To Kindergarten or Not to Kindergarten: 6 Steps to Follow to Determine if your Child is Ready

I know this is a bit of a departure from my usual posts, but I feel like this is an important topic and one very germane for me right now.  My son is 4 and will turn 5 in the middle of the summer.  He’s in Pre-K now and I need to decide if he is ready to go on to kindergarten.  Retaining children with summer birthdays is actually a thing also known as “redshirting,” and it is fairly controversial.  Welcome to my stress!

Ever since I was pregnant and knew I was having a boy, with a due date of July 31 I was often asked if I would hold him back from kindergarten.  This seemed an odd question to me since at that time I was focused on taking my breastfeeding class and trying to make sure I had a clue about how to take care of an infant.  I remember thinking, “Is that a thing?”  I personally have a summer birthday and went to kindergarten shortly after turning 5.  Had that changed?

After my son was born and other friends of mine with older sons talked about holding them back, the questions came up again.  This still seemed premature and I figured I’d cross that bridge when we came to it.  Some of my friends made the decision to hold back so that their sons would have a competitive edge in sports.  That seemed to me a bit extreme to base a decision solely on that.  Also, the fear that your child will be the youngest in the class is another reason I think is extreme to base a decision on.

I would recommend following the checklist below (which is exactly what I did) to really assess your child’s situation and arrive at a decision that is best for your child and family.

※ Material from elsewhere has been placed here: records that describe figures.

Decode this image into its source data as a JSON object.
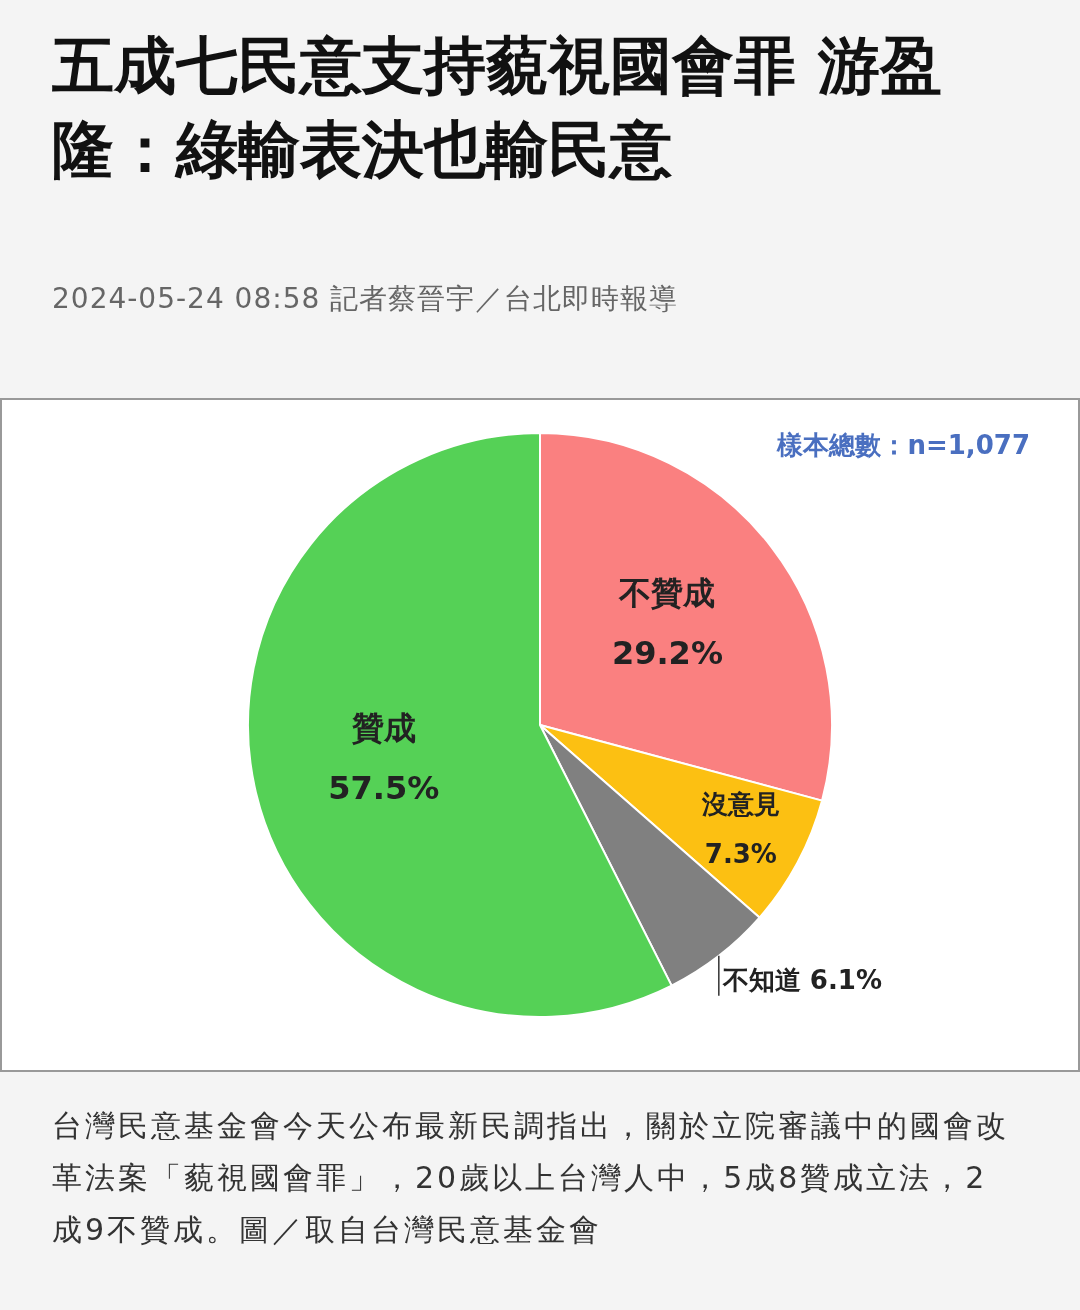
{
  "chart_data": {
    "type": "pie",
    "title": "五成七民意支持藐視國會罪 游盈隆：綠輸表決也輸民意",
    "subtitle": "2024-05-24 08:58 記者蔡晉宇／台北即時報導",
    "categories": [
      "不贊成",
      "沒意見",
      "不知道",
      "贊成"
    ],
    "values": [
      29.2,
      7.3,
      6.1,
      57.5
    ],
    "colors": [
      "#fa8080",
      "#fcc012",
      "#808080",
      "#55d156"
    ],
    "value_labels": [
      "29.2%",
      "7.3%",
      "6.1%",
      "57.5%"
    ],
    "annotations": [
      "樣本總數：n=1,077",
      "台灣民意基金會今天公布最新民調指出，關於立院審議中的國會改革法案「藐視國會罪」，20歲以上台灣人中，5成8贊成立法，2成9不贊成。圖／取自台灣民意基金會"
    ]
  }
}
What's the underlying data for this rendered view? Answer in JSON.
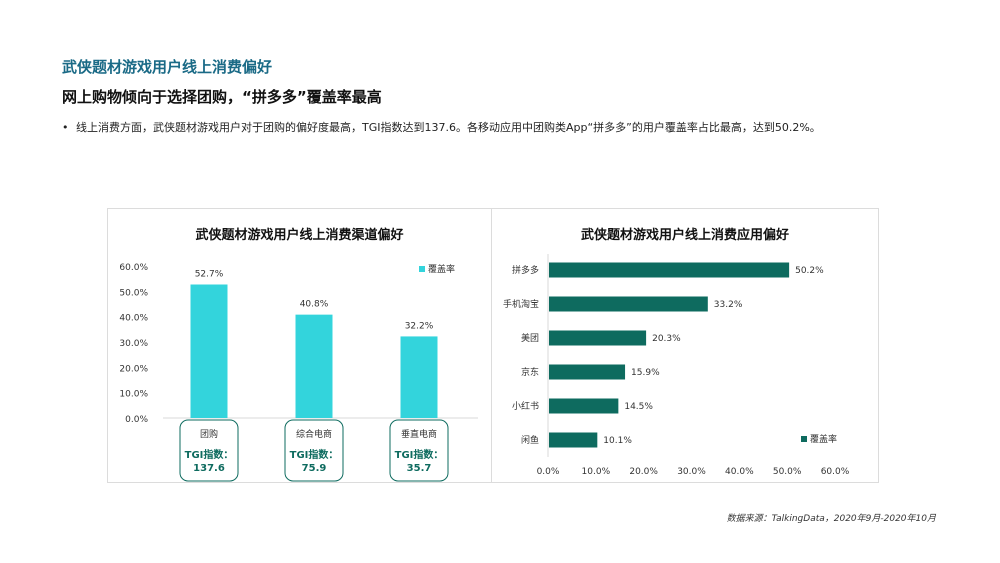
{
  "header": {
    "section_title": "武侠题材游戏用户线上消费偏好",
    "headline": "网上购物倾向于选择团购，“拼多多”覆盖率最高",
    "bullet": "线上消费方面，武侠题材游戏用户对于团购的偏好度最高，TGI指数达到137.6。各移动应用中团购类App“拼多多”的用户覆盖率占比最高，达到50.2%。"
  },
  "colors": {
    "title_teal": "#1a6a86",
    "bar_cyan": "#33d4dc",
    "bar_dark_green": "#0e6b5f",
    "tgi_green": "#0e6b5f"
  },
  "chart_data": [
    {
      "type": "bar",
      "title": "武侠题材游戏用户线上消费渠道偏好",
      "categories": [
        "团购",
        "综合电商",
        "垂直电商"
      ],
      "series": [
        {
          "name": "覆盖率",
          "values": [
            52.7,
            40.8,
            32.2
          ]
        }
      ],
      "value_labels": [
        "52.7%",
        "40.8%",
        "32.2%"
      ],
      "tgi_label": "TGI指数：",
      "tgi_values": [
        "137.6",
        "75.9",
        "35.7"
      ],
      "yticks": [
        "0.0%",
        "10.0%",
        "20.0%",
        "30.0%",
        "40.0%",
        "50.0%",
        "60.0%"
      ],
      "ylim": [
        0,
        60
      ],
      "grid": false,
      "legend": "top-right"
    },
    {
      "type": "bar",
      "orientation": "horizontal",
      "title": "武侠题材游戏用户线上消费应用偏好",
      "categories": [
        "拼多多",
        "手机淘宝",
        "美团",
        "京东",
        "小红书",
        "闲鱼"
      ],
      "series": [
        {
          "name": "覆盖率",
          "values": [
            50.2,
            33.2,
            20.3,
            15.9,
            14.5,
            10.1
          ]
        }
      ],
      "value_labels": [
        "50.2%",
        "33.2%",
        "20.3%",
        "15.9%",
        "14.5%",
        "10.1%"
      ],
      "xticks": [
        "0.0%",
        "10.0%",
        "20.0%",
        "30.0%",
        "40.0%",
        "50.0%",
        "60.0%"
      ],
      "xlim": [
        0,
        60
      ],
      "grid": false,
      "legend": "bottom-right"
    }
  ],
  "source": "数据来源：TalkingData，2020年9月-2020年10月"
}
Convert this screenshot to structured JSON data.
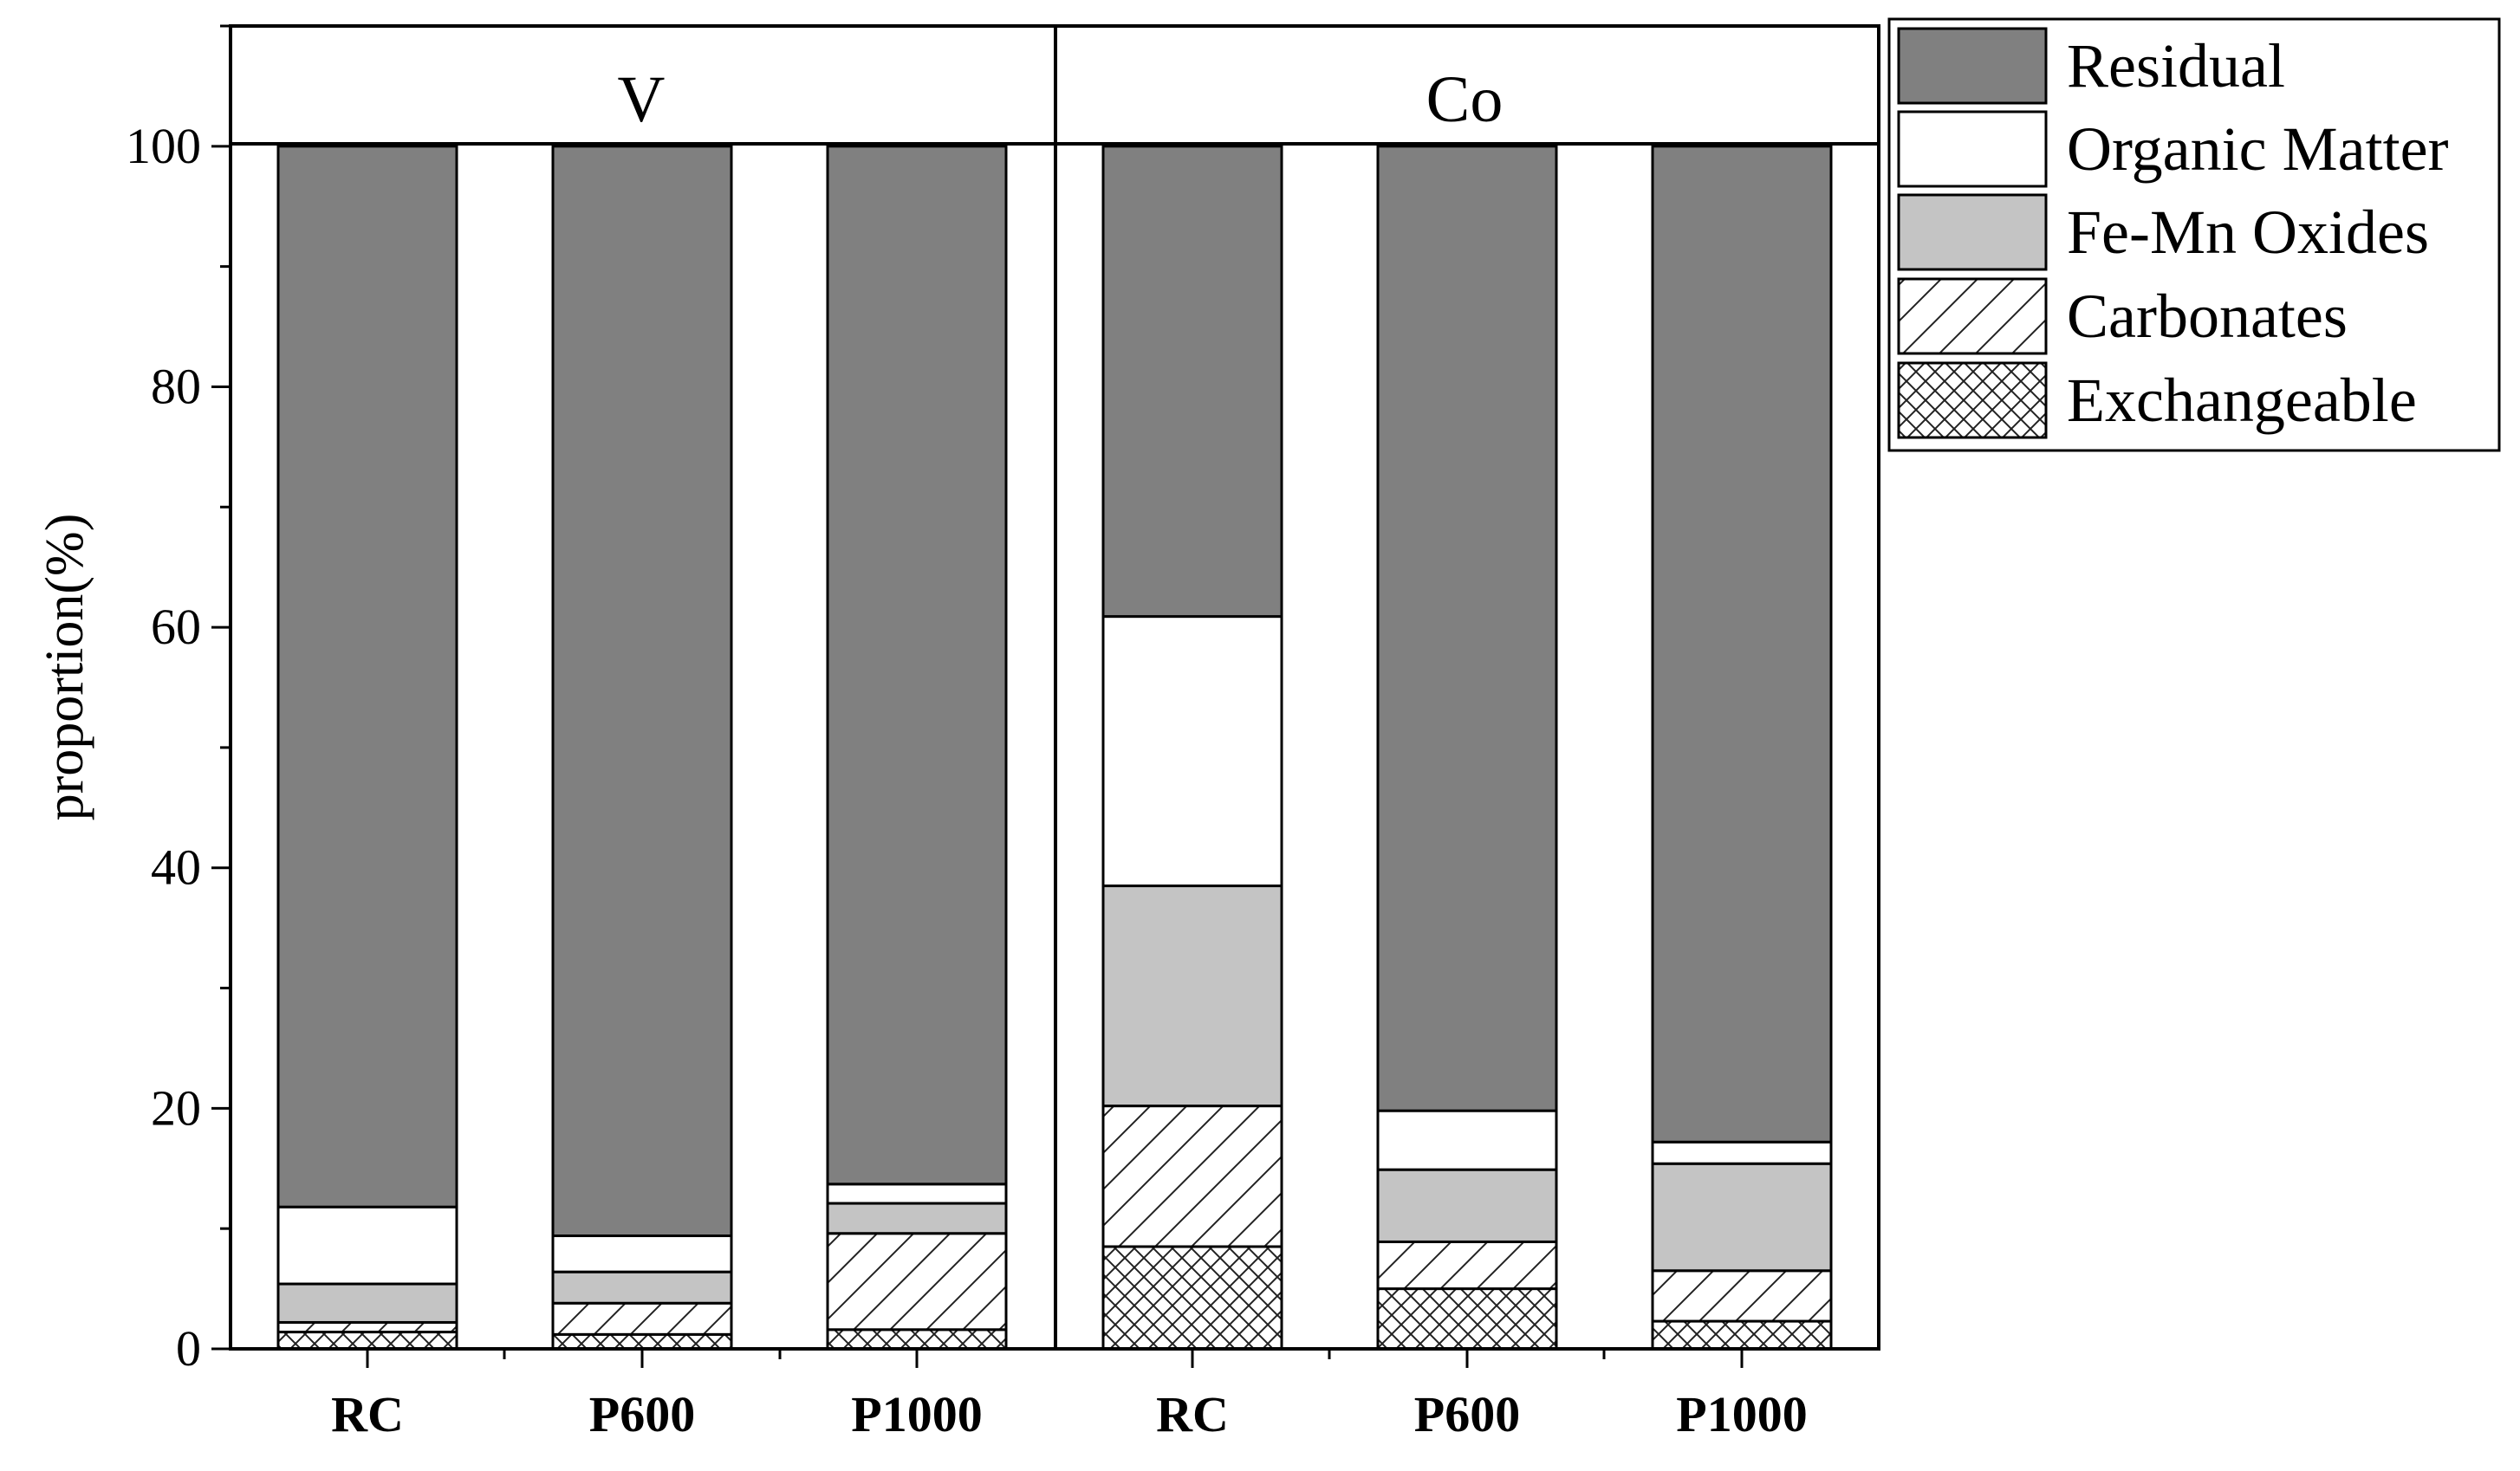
{
  "chart_data": {
    "type": "bar",
    "stacked": true,
    "panels": [
      {
        "title": "V",
        "categories": [
          "RC",
          "P600",
          "P1000"
        ],
        "series": [
          {
            "name": "Exchangeable",
            "values": [
              1.4,
              1.2,
              1.6
            ]
          },
          {
            "name": "Carbonates",
            "values": [
              0.8,
              2.6,
              8.0
            ]
          },
          {
            "name": "Fe-Mn Oxides",
            "values": [
              3.2,
              2.6,
              2.5
            ]
          },
          {
            "name": "Organic Matter",
            "values": [
              6.4,
              3.0,
              1.6
            ]
          },
          {
            "name": "Residual",
            "values": [
              88.2,
              90.6,
              86.3
            ]
          }
        ]
      },
      {
        "title": "Co",
        "categories": [
          "RC",
          "P600",
          "P1000"
        ],
        "series": [
          {
            "name": "Exchangeable",
            "values": [
              8.5,
              5.0,
              2.3
            ]
          },
          {
            "name": "Carbonates",
            "values": [
              11.7,
              3.9,
              4.2
            ]
          },
          {
            "name": "Fe-Mn Oxides",
            "values": [
              18.3,
              6.0,
              8.9
            ]
          },
          {
            "name": "Organic Matter",
            "values": [
              22.4,
              4.9,
              1.8
            ]
          },
          {
            "name": "Residual",
            "values": [
              39.1,
              80.2,
              82.8
            ]
          }
        ]
      }
    ],
    "ylabel": "proportion(%)",
    "xlabel": "",
    "ylim": [
      0,
      110
    ],
    "yticks": [
      0,
      20,
      40,
      60,
      80,
      100
    ],
    "legend_position": "right",
    "legend_order": [
      "Residual",
      "Organic Matter",
      "Fe-Mn Oxides",
      "Carbonates",
      "Exchangeable"
    ],
    "colors": {
      "Residual": "#808080",
      "Organic Matter": "#ffffff",
      "Fe-Mn Oxides": "#c4c4c4",
      "Carbonates": "#ffffff",
      "Exchangeable": "#ffffff"
    },
    "patterns": {
      "Residual": "solid",
      "Organic Matter": "solid",
      "Fe-Mn Oxides": "solid",
      "Carbonates": "diagonal-hatch",
      "Exchangeable": "cross-hatch"
    }
  }
}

Know your child – As mothers, we intrinsically know our kids.  I call this the “gut factor.”  If you feel like your child might not be ready for kindergarten then you need to trust that instinct.  That is how I started.  If you asked me 6 months ago what I thought, I’d say “He’s definitely ready for kindergarten.”  However, now I have a different opinion after observing him in various social situations with his peers.

Is you child ready academically? – Do you think your child is ready academically?  The preschool teachers can definitely help providing you feedback with this, and if your school system is like mine, there is a test given to determine each child’s readiness academically.  There my son was good, but I was still not feeling confident.

Social skills/maturity – How does your child interact with his/her peers?  Does he/she seem a bit immature for their age?  On both of these counts, in my situation, I felt that my son could benefit from another year to mature and improve his social/playing skills with his peers.

Talk to your pediatrician – I think it’s a good idea to consult with all the “experts” before making a final decision.  I did discuss this situation with my pediatrician and, in my case, he suggested I hold my son back.  Again, this will vary in each child’s situation and I believe that your pediatrician is one piece of the puzzle and don’t think you should listen to your pediatrician alone without weighing in all the other factors.

Does your child have any special needs? – Does your child have any developmental delays or any type of special needs?  If so, it is a factor that should be weighed into this decision.  My son does have special needs and works with a speech and occupational therapist.  I felt that an extra year in Pre-K would help to further develop his communication skills.

Be your child’s advocate – As I mentioned earlier, our “mom” instincts are strong and it is for that reason that it’s our job to be an advocate for our kids.  When I first presented my concerns about moving my son up to kindergarten, I surprisingly received some pushback from his school.  However, that did not deter me from succinctly presenting my arguments and why I felt it was in his  best interest to be retained.  In the end, they came on board with my arguments.

No Right or Wrong

Remember, there’s no right or wrong decision here;  just what is best for your child.  If you’ve carefully weighed out the pros and cons, spoken to your child’s teachers and pediatrician, and went with your gut mother instincts, you really can’t go wrong.  For me, the right call was to hold my son back another year – that might not be the right call for you, but I feel relieved in our family’s decision and how that will help my son moving forward.